Ditulis ulang / diringkas oleh : Abu Ghifar Supriadi

Staff TU Ponpes Darul Qur’an wal Hadits OKU Timur Sumatera Selatan

SYUBHAT KEEMPAT

Mereka berkata bahwa perayaan maulid telah dianggap baik oleh ulama dan kaum muslimin di berbagai negeri, maka perayaan ini sangat baik berdasarkan hadits Abdulloh bin Mas’ud Radhiyallahu Anhu:

مَا رَآهُ الْمُسْلِمُونَ حَسَنًا فَهُوَ عِنْدَ اللَّهِ حَسَنٌ وَمَا رَآهُ الْمُسْلِمُونَ سَيِّئًا فَهُوَ عِنْدَ اللَّهِ سَيِّنٌ

Artinya: “Sesuatu yang menurut kaum muslimin baik, maka hal itu baik di sisi Allah. Dan sesuatu yang dinilai buruk oleh kaum muslimin, maka buruk pula di sisi Allah.” (mauquf, atsar riwayat Imam Ahmad, dll)

Jawaban:

Sungguh termasuk keajaiban dunia, tatkala hadits ini dijadikan dalil oleh sebagian kalangan tentang adanya bid’ah hasanah dalam agama dengan alasan banyaknya orang yang melakukan. Namun perlu dicermati hal-hal berikut:

  1. Hadits ini mauquf, sebagaimana dalam HR Ahmad: 3600, ath-Thoyyalisi hlm. 23 dan Ibnul A’robi dalam Mu’jamnya: 2/84 dengan sanad hasan, sehingga tidak bisa dijadikan alasan untuk menentang dalil-dalil yang jelas menegaskan bahwa semua bid’ah adalah sesat sebagaimana telah shohih dari Nabi.
  2. Anggaplah hadits tersebut shohih, namun tetap tidak bisa diterapkan karena menentang dalil-dalil yang shohih, karena: Pertama, Maksud Ibnu Mas’ud dengan “kaum muslimin” adalah kesepakatan para sahabat. Hal ini diperkuat bahwa beliau berdalil dengannya dalam masalah kesepakatan para sahabat untuk memiliki Abu Bakr sebagai kholifah. Kedua, maksud “Muslimun” dalam ucapan beliau bukan setiap muslim walaupun dia tidak memiliki ilmu sama sekali, tetapi maksudnya adalah orang-orang yang memiliki ilmu di antara mereka dan tidak taklid buta dalam agama.

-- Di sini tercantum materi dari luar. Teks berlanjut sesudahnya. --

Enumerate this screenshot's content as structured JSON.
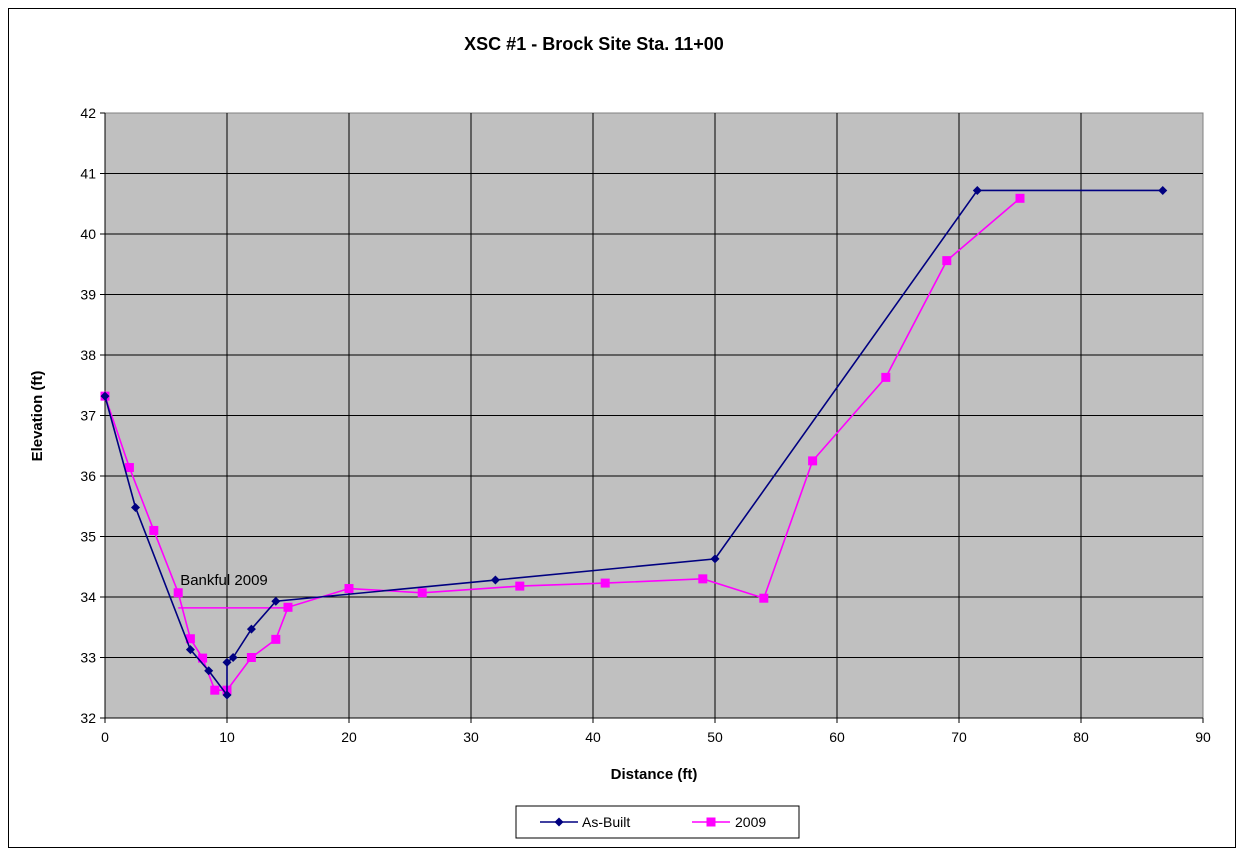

Kesimpulannya, hadits ini tidak bisa dijadikan pegangan oleh ahli bid’ah, apalagi kalau kita ingat bahwa sahabat Ibnu Mas’ud adalah seorang sahabat yang dikenal keras memerangi bid’ah, di antara ucapan beliau: “Ikutilah Nabi dan janganlah kalian berbuat bid’ah, karena kalian telah diberi kecukupan.”

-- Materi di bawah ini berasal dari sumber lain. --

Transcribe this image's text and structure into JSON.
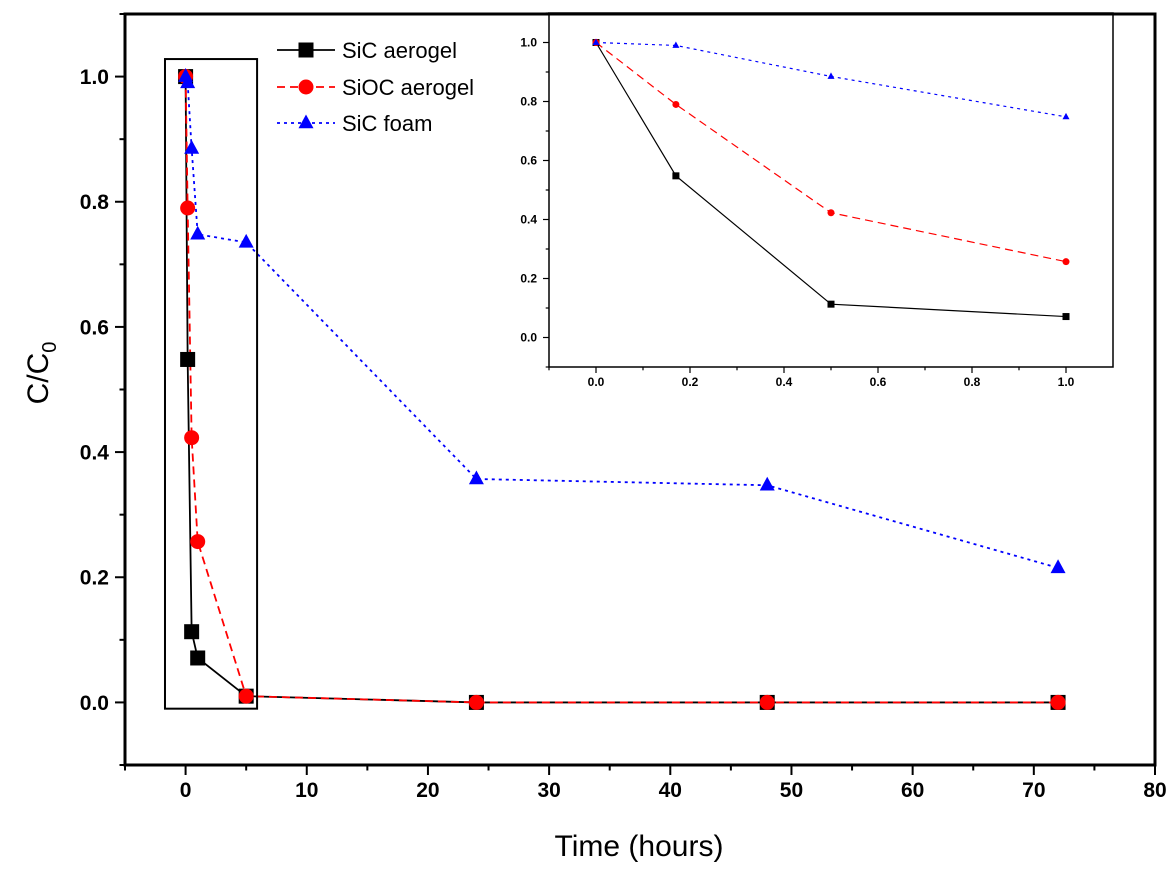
{
  "chart_data": [
    {
      "id": "main",
      "type": "line",
      "xlabel": "Time (hours)",
      "ylabel": "C/C",
      "ylabel_subscript": "0",
      "xlim": [
        -5,
        80
      ],
      "ylim": [
        -0.1,
        1.1
      ],
      "x_ticks": [
        0,
        10,
        20,
        30,
        40,
        50,
        60,
        70,
        80
      ],
      "x_tick_labels": [
        "0",
        "10",
        "20",
        "30",
        "40",
        "50",
        "60",
        "70",
        "80"
      ],
      "y_ticks": [
        0.0,
        0.2,
        0.4,
        0.6,
        0.8,
        1.0
      ],
      "y_tick_labels": [
        "0.0",
        "0.2",
        "0.4",
        "0.6",
        "0.8",
        "1.0"
      ],
      "grid": false,
      "legend_position": "top-left",
      "series": [
        {
          "name": "SiC aerogel",
          "color": "#000000",
          "marker": "square",
          "line": "solid",
          "x": [
            0,
            0.17,
            0.5,
            1,
            5,
            24,
            48,
            72
          ],
          "y": [
            1.0,
            0.548,
            0.113,
            0.071,
            0.01,
            0.0,
            0.0,
            0.0
          ]
        },
        {
          "name": "SiOC aerogel",
          "color": "#ff0000",
          "marker": "circle",
          "line": "dashed",
          "x": [
            0,
            0.17,
            0.5,
            1,
            5,
            24,
            48,
            72
          ],
          "y": [
            1.0,
            0.79,
            0.423,
            0.257,
            0.01,
            0.0,
            0.0,
            0.0
          ]
        },
        {
          "name": "SiC foam",
          "color": "#0000ff",
          "marker": "triangle",
          "line": "dotted",
          "x": [
            0,
            0.17,
            0.5,
            1,
            5,
            24,
            48,
            72
          ],
          "y": [
            1.0,
            0.99,
            0.885,
            0.748,
            0.735,
            0.357,
            0.347,
            0.215
          ]
        }
      ],
      "annotation": "rectangle highlighting x 0 to 5"
    },
    {
      "id": "inset",
      "type": "line",
      "xlim": [
        -0.1,
        1.1
      ],
      "ylim": [
        -0.1,
        1.1
      ],
      "x_ticks": [
        0.0,
        0.2,
        0.4,
        0.6,
        0.8,
        1.0
      ],
      "x_tick_labels": [
        "0.0",
        "0.2",
        "0.4",
        "0.6",
        "0.8",
        "1.0"
      ],
      "y_ticks": [
        0.0,
        0.2,
        0.4,
        0.6,
        0.8,
        1.0
      ],
      "y_tick_labels": [
        "0.0",
        "0.2",
        "0.4",
        "0.6",
        "0.8",
        "1.0"
      ],
      "grid": false,
      "series": [
        {
          "color": "#000000",
          "marker": "square",
          "line": "solid",
          "x": [
            0,
            0.17,
            0.5,
            1.0
          ],
          "y": [
            1.0,
            0.548,
            0.113,
            0.071
          ]
        },
        {
          "color": "#ff0000",
          "marker": "circle",
          "line": "dashed",
          "x": [
            0,
            0.17,
            0.5,
            1.0
          ],
          "y": [
            1.0,
            0.79,
            0.423,
            0.257
          ]
        },
        {
          "color": "#0000ff",
          "marker": "triangle",
          "line": "dotted",
          "x": [
            0,
            0.17,
            0.5,
            1.0
          ],
          "y": [
            1.0,
            0.99,
            0.885,
            0.748
          ]
        }
      ]
    }
  ]
}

Maka wajib bagi kalian wahai kaum muslimin untuk berpegang teguh dengan sunnah nabi kalian, niscaya kalian akan bahagia.”

Kemudian kami katakan: “Siapa di antara ulama dan muslim yang menganggap baik maulid ini? Apakah mereka sahabat Rosululloh? Tentu tidak! Apakah mereka para tabi’in? Tentu tidak! Apakah mereka para tabi’ut tabi’in? Tentu tidak! Apakah mereka ulama generasi utama? Juga tidak! Apakah mereka tokoh-tokoh Fathimiyyah Rofidhoh? Benar! Apakah mereka ahlul bid’ah? Ya, benar…..

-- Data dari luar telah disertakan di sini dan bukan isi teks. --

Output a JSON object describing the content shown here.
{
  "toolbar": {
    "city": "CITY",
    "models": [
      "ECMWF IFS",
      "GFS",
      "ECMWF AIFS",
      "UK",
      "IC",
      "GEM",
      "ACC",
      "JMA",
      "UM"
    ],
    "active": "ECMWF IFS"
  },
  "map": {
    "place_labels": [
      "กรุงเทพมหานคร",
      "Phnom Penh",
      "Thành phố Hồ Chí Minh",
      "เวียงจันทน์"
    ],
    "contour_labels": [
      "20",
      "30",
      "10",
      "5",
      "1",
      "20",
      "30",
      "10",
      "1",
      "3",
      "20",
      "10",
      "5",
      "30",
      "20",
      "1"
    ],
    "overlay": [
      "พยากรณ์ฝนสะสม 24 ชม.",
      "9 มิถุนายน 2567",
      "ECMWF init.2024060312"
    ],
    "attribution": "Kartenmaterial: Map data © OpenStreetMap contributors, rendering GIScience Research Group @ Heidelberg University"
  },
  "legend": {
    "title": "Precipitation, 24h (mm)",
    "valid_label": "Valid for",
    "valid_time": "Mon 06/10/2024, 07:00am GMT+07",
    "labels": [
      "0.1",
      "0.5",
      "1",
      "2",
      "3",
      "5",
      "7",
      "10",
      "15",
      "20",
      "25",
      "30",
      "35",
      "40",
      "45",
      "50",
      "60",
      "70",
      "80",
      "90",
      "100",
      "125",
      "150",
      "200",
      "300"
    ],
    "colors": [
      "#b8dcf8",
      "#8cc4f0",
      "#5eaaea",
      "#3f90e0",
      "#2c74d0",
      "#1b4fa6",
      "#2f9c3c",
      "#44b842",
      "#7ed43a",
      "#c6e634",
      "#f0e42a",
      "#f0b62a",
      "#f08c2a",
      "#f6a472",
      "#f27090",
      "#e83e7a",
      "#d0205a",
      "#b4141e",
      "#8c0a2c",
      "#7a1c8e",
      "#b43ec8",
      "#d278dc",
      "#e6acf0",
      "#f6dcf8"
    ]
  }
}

Kemudian siapakah kaum muslimin yang dimaksud dalam atsar Ibnu Mas’ud tersebut untuk menimbang kebaikan dan kejelekan? Apakah mereka orang Rofidhoh dan thoriqot-thoriqot yang rusak akainya, sehingga baik dianggap jelek dan yang jelek dianggap baik? Maka datangkanlah kepada kami perkataan dan perbuatan dari para salaf. tabi’in, tabi’ut tabi’in, ahlul hadits, ahlul fiqh, dan lainnya yang mendukung perayaan maulid nabi ini…. Sesungguhnya kami menunggu.”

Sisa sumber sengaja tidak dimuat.